Sanctified Marriage: Part 7

This is part of a series on partriarchy, headship, authority, and submission. See this index.

This series on sanctification in marriage began its life in response to an ongoing topical discussion of marital sanctification at the Sigma Frame blog. In my previous essay, I noted how marital sanctification was not a regenerative act of salvation. Many who still make this assertion argue that a woman is regeneratively sanctified through raising children, citing Scripture:

1 Timothy 2:15 (REV)
[Wives] will be saved through childbearing, if they continue in trust and love and holiness, with good judgment.

They believe that it is through marriage—through her husband sanctifying her—that a woman gains salvation. I will argue below that this view is incorrect.

Yet there is a lesser view that is also incorrect. A few years ago, Jack at Sigma Frame cited this very verse, taking the stance that having and raising children was not itself sanctifying per se but was indeed a regenerative act as part of an overall plan of sanctification.

“Paul is saying that women are kept safe from deception when they embrace the roles that God gave them, when they properly value and esteem the domestic sphere and when they continue on in faith, love and self-control.” Amen, brother! [..] [In childbearing] their brains are also becoming more specialized in ways that will improve their worthiness from the spiritual and marital standpoints as well – becoming less selfish, less solipsistic, more emotionally attached, more humble, more empathetic, and more fresh and randy too. In short, more of what Jesus wants for her sanctification
— Jack @ Sigma Frame “They Shall Be Saved Through Childbearing

This is a clear belief in the personal development within the wife that facilitates sanctification.

What do all of these views have in common? The idea that the actions of persons serve to regenerate someone, either directly or indirectly. These views violate the teachings of Scripture.

1 Corinthians 7:8,32-35 (NIV)
Now to the unmarried and the widows I say: It is good for them to stay unmarried, as I do. [..] I would like you to be free from concern. An unmarried man is concerned about the Lord’s affairs—how he can please the Lord. But a married man is concerned about the affairs of this world—how he can please his wife— and his interests are divided. An unmarried woman or virgin is concerned about the Lord’s affairs: Her aim is to be devoted to the Lord in both body and spirit. But a married woman is concerned about the affairs of this world—how she can please her husband. I am saying this for your own good, not to restrict you, but that you may live in a right way in undivided devotion to the Lord.

What we find in the writings of Paul is that a single women—with no family—is better placed to serve the Lord. How can a woman with no husband be sanctified by the husband she does not have? How can a woman—with no husband or children to sanctify her—better serve Christ than the married woman? Well, the premise is plainly absurd.

At this point we are compelled to note that in each other instance in Paul’s Pastoral Epistles of the word ‘saved’ refers to the salvation of everlasting life, not earthly virtue or holy living.  There is no doubt that being married and having children results in positive changes to both men and women, but the bearing and raising of children is not a virtuous process of holy self-improvement.

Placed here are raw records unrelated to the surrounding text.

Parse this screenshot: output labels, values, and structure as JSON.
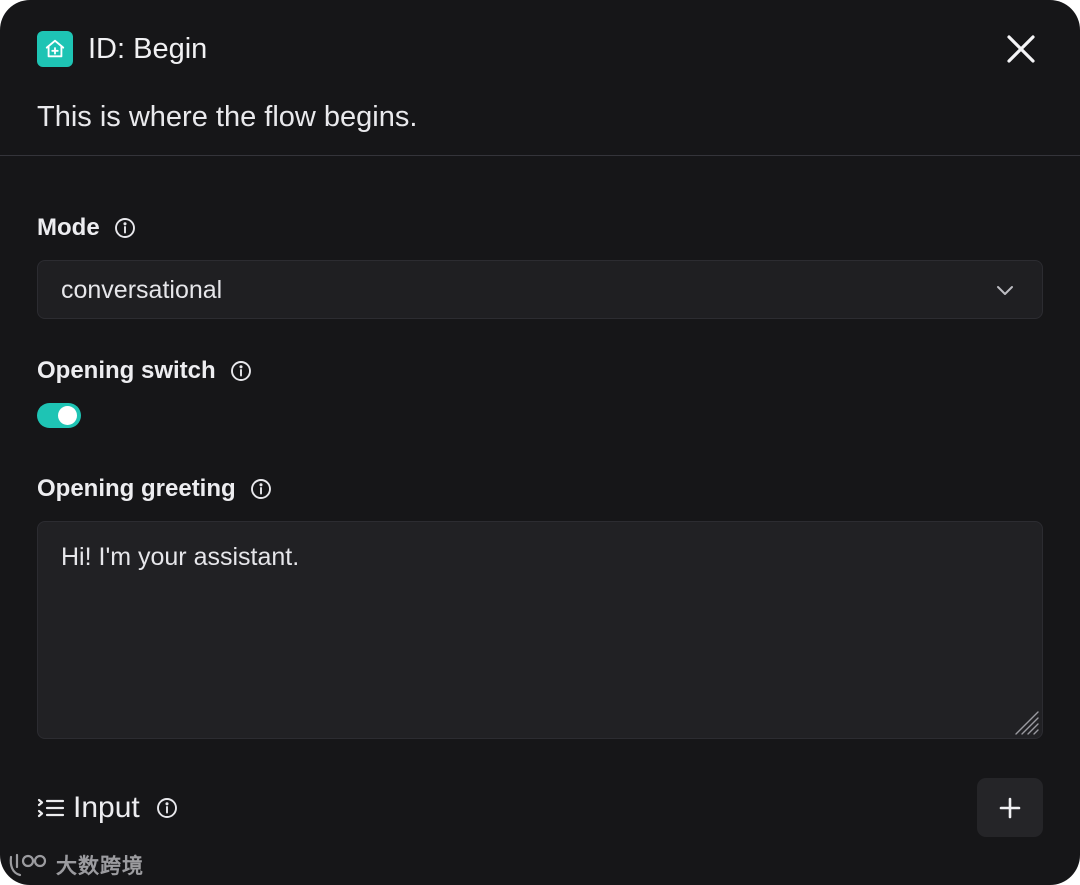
{
  "header": {
    "icon": "home-plus-icon",
    "title": "ID: Begin",
    "description": "This is where the flow begins.",
    "close_icon": "close-icon"
  },
  "form": {
    "mode": {
      "label": "Mode",
      "info_icon": "info-icon",
      "value": "conversational",
      "chevron_icon": "chevron-down-icon"
    },
    "opening_switch": {
      "label": "Opening switch",
      "info_icon": "info-icon",
      "enabled": true
    },
    "opening_greeting": {
      "label": "Opening greeting",
      "info_icon": "info-icon",
      "value": "Hi! I'm your assistant."
    },
    "input": {
      "label": "Input",
      "list_icon": "list-icon",
      "info_icon": "info-icon",
      "add_icon": "plus-icon"
    }
  },
  "watermark": {
    "text": "大数跨境"
  },
  "colors": {
    "accent": "#1ec4b4",
    "background": "#161618",
    "field": "#1f1f22",
    "text": "#ececee"
  }
}
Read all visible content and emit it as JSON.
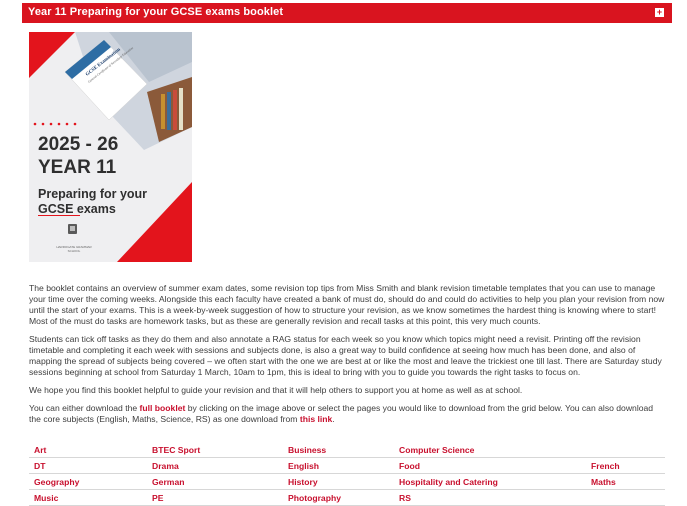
{
  "header": {
    "title": "Year 11 Preparing for your GCSE exams booklet",
    "expand_symbol": "+"
  },
  "cover": {
    "book_title": "GCSE Examination",
    "book_subtitle": "General Certificate of Secondary Education",
    "year_range": "2025 - 26",
    "year_group": "YEAR 11",
    "subtitle": "Preparing for your GCSE exams",
    "school_name": "HARROGATE GRAMMAR SCHOOL",
    "accent_color": "#e3141c"
  },
  "content": {
    "para1": "The booklet contains an overview of summer exam dates, some revision top tips from Miss Smith and blank revision timetable templates that you can use to manage your time over the coming weeks.  Alongside this each faculty have created a bank of must do, should do and could do activities to help you plan your revision from now until the start of your exams.  This is a week-by-week suggestion of how to structure your revision, as we know sometimes the hardest thing is knowing where to start! Most of the must do tasks are homework tasks, but as these are generally revision and recall tasks at this point, this very much counts.",
    "para2": "Students can tick off tasks as they do them and also annotate a RAG status for each week so you know which topics might need a revisit. Printing off the revision timetable and completing it each week with sessions and subjects done, is also a great way to build confidence at seeing how much has been done, and also of mapping the spread of subjects being covered – we often start with the one we are best at or like the most and leave the trickiest one till last. There are Saturday study sessions beginning at school from Saturday 1 March, 10am to 1pm, this is ideal to bring with you to guide you towards the right tasks to focus on.",
    "para3": "We hope you find this booklet helpful to guide your revision and that it will help others to support you at home as well as at school.",
    "para4_a": "You can either download the ",
    "full_booklet_link": "full booklet",
    "para4_b": " by clicking on the image above or select the pages you would like to download from the grid below.  You can also download the core subjects (English, Maths, Science, RS) as one download from ",
    "this_link": "this link",
    "para4_c": "."
  },
  "subjects": {
    "rows": [
      [
        "Art",
        "BTEC Sport",
        "Business",
        "Computer Science",
        ""
      ],
      [
        "DT",
        "Drama",
        "English",
        "Food",
        "French"
      ],
      [
        "Geography",
        "German",
        "History",
        "Hospitality and Catering",
        "Maths"
      ],
      [
        "Music",
        "PE",
        "Photography",
        "RS",
        ""
      ]
    ]
  }
}
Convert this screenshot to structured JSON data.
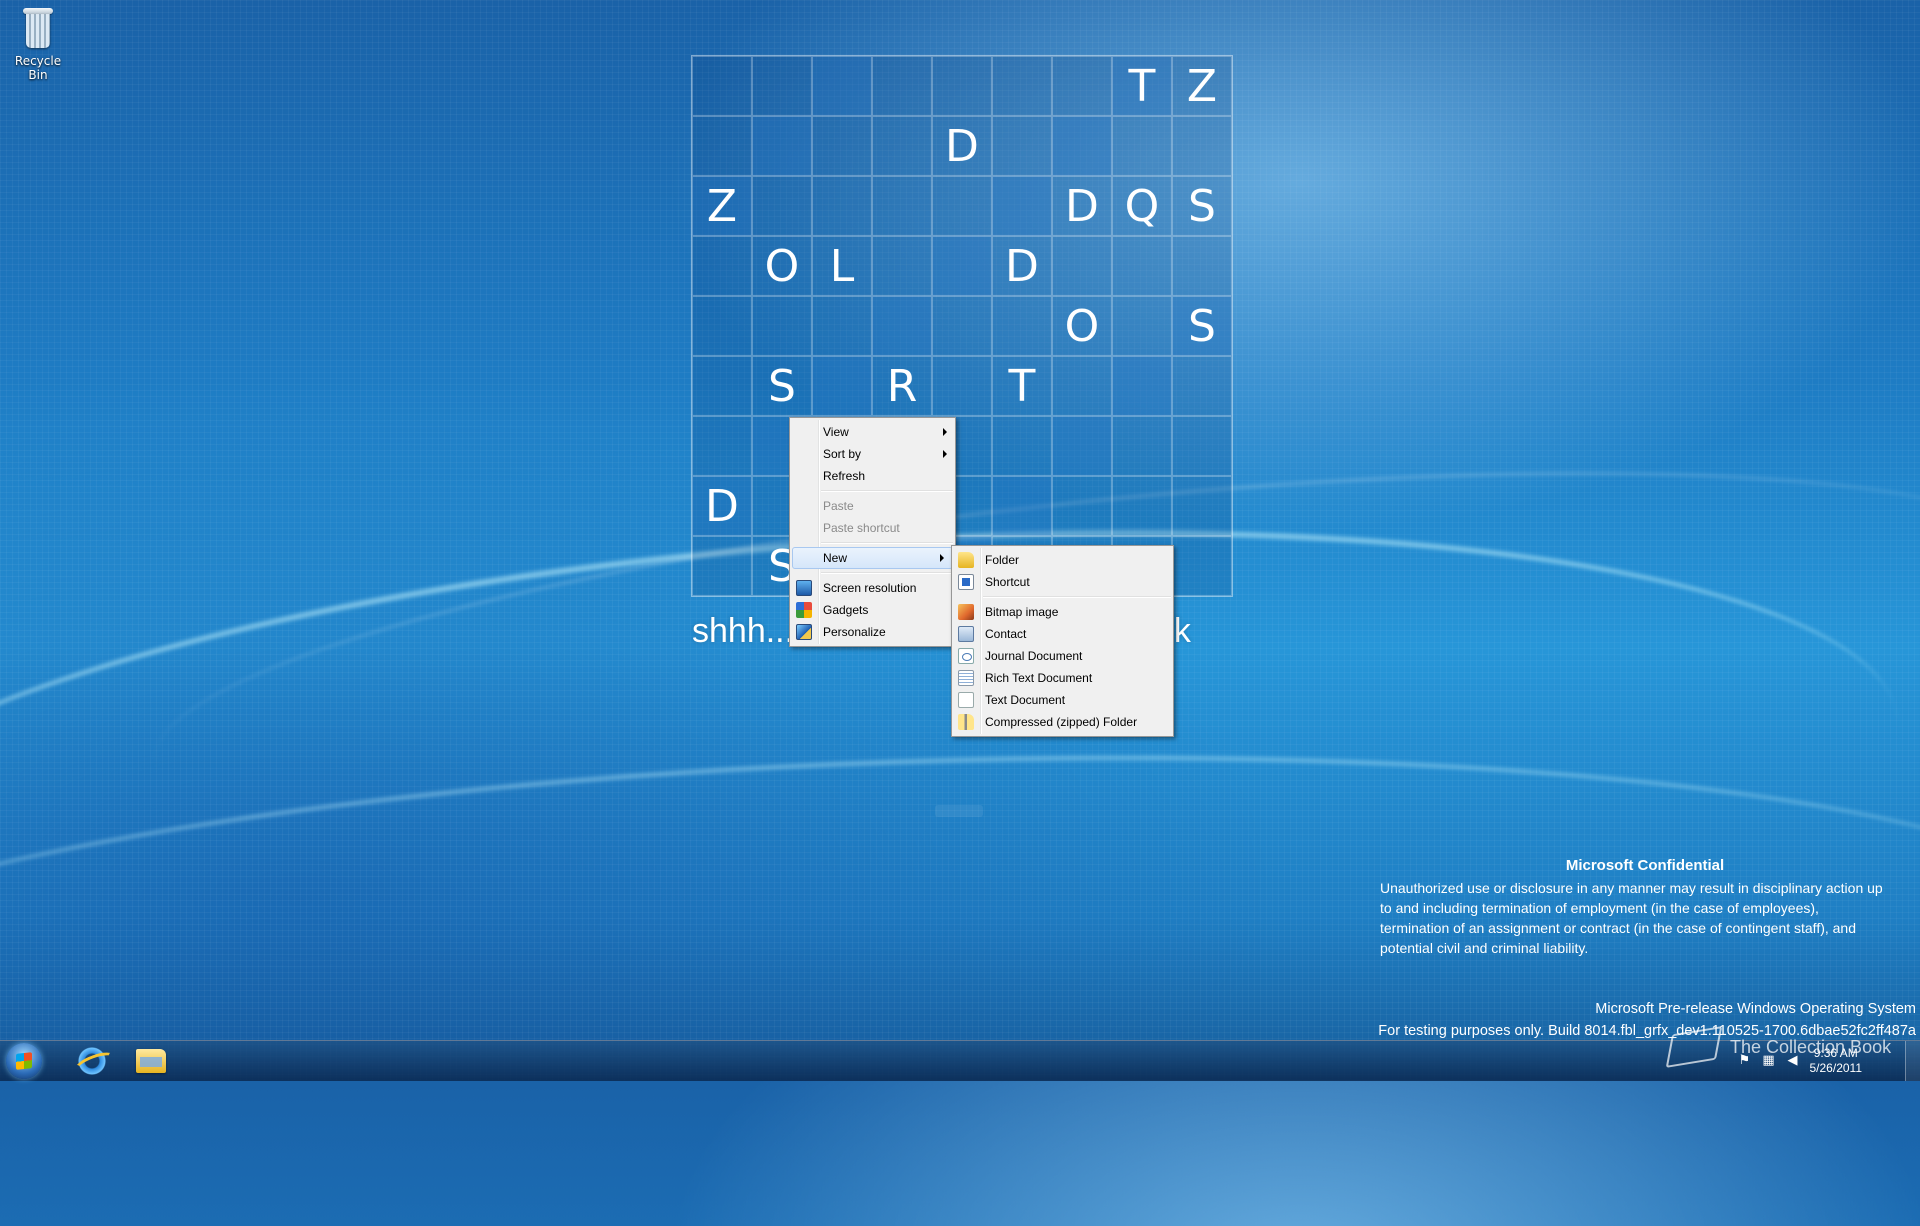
{
  "desktop": {
    "icons": [
      {
        "label": "Recycle Bin",
        "icon": "recycle-bin-icon"
      }
    ]
  },
  "board": {
    "rows": [
      [
        "",
        "",
        "",
        "",
        "",
        "",
        "",
        "T",
        "Z"
      ],
      [
        "",
        "",
        "",
        "",
        "D",
        "",
        "",
        "",
        ""
      ],
      [
        "Z",
        "",
        "",
        "",
        "",
        "",
        "D",
        "Q",
        "S"
      ],
      [
        "",
        "O",
        "L",
        "",
        "",
        "D",
        "",
        "",
        ""
      ],
      [
        "",
        "",
        "",
        "",
        "",
        "",
        "O",
        "",
        "S"
      ],
      [
        "",
        "S",
        "",
        "R",
        "",
        "T",
        "",
        "",
        ""
      ],
      [
        "",
        "",
        "",
        "",
        "",
        "",
        "",
        "",
        ""
      ],
      [
        "D",
        "",
        "",
        "",
        "",
        "",
        "",
        "",
        ""
      ],
      [
        "",
        "S",
        "",
        "",
        "",
        "",
        "",
        "",
        ""
      ]
    ],
    "caption_left": "shhh...",
    "caption_right": "work"
  },
  "context_menu": {
    "items": [
      {
        "label": "View",
        "submenu": true
      },
      {
        "label": "Sort by",
        "submenu": true
      },
      {
        "label": "Refresh"
      },
      {
        "separator": true
      },
      {
        "label": "Paste",
        "disabled": true
      },
      {
        "label": "Paste shortcut",
        "disabled": true
      },
      {
        "separator": true
      },
      {
        "label": "New",
        "submenu": true,
        "active": true
      },
      {
        "separator": true
      },
      {
        "label": "Screen resolution",
        "icon": "screen-resolution-icon"
      },
      {
        "label": "Gadgets",
        "icon": "gadgets-icon"
      },
      {
        "label": "Personalize",
        "icon": "personalize-icon"
      }
    ]
  },
  "new_submenu": {
    "items": [
      {
        "label": "Folder",
        "icon": "folder-icon"
      },
      {
        "label": "Shortcut",
        "icon": "shortcut-icon"
      },
      {
        "separator": true
      },
      {
        "label": "Bitmap image",
        "icon": "bitmap-icon"
      },
      {
        "label": "Contact",
        "icon": "contact-icon"
      },
      {
        "label": "Journal Document",
        "icon": "journal-icon"
      },
      {
        "label": "Rich Text Document",
        "icon": "rich-text-icon"
      },
      {
        "label": "Text Document",
        "icon": "text-document-icon"
      },
      {
        "label": "Compressed (zipped) Folder",
        "icon": "zip-folder-icon"
      }
    ]
  },
  "confidential": {
    "title": "Microsoft Confidential",
    "lines": [
      "Unauthorized use or disclosure in any manner may result in disciplinary action up",
      "to and including termination of employment (in the case of employees),",
      "termination of an assignment or contract (in the case of contingent staff), and",
      "potential civil and criminal liability."
    ]
  },
  "build_info": {
    "line1": "Microsoft Pre-release Windows Operating System",
    "line2": "For testing purposes only. Build 8014.fbl_grfx_dev1.110525-1700.6dbae52fc2ff487a"
  },
  "taskbar": {
    "pinned": [
      {
        "name": "internet-explorer",
        "icon": "ie-icon"
      },
      {
        "name": "windows-explorer",
        "icon": "folder-icon"
      }
    ],
    "tray_icons": [
      "flag-icon",
      "network-icon",
      "volume-icon"
    ],
    "clock_time": "9:36 AM",
    "clock_date": "5/26/2011"
  },
  "watermark": {
    "text": "The Collection Book"
  }
}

Nor are any of these human acts—of themselves—sanctifying, for no act of man or woman can save:

Acts 4:12 (REV)
“And in no one else is there salvation, for there is no other name under heaven that has been given among people by which we must be saved.”

As we saw in Ephesians 5 in the previous essay, the acts of faith, love, and holiness that Paul mentions here are acts of obedience to—and imitation of—Christ. They spread the Word of God through personal example. And indeed, spreading the Word of God is the only role a Christian has in the process of sanctification, which comes entirely from God at his discretion. It is entirely indirect, as it is God who uses it within another: the hearers  respond to the Word, not us. Many women (and men too) will be saved through Christ by the example of Christ within us. It is not we who sanctify, but Christ within us.

Galatians 2:20 (KJV)
I am crucified with Christ: nevertheless I live; yet not I, but Christ liveth in me: and the life which I now live in the flesh I live by the faith of the Son of God, who loved me, and gave himself for me.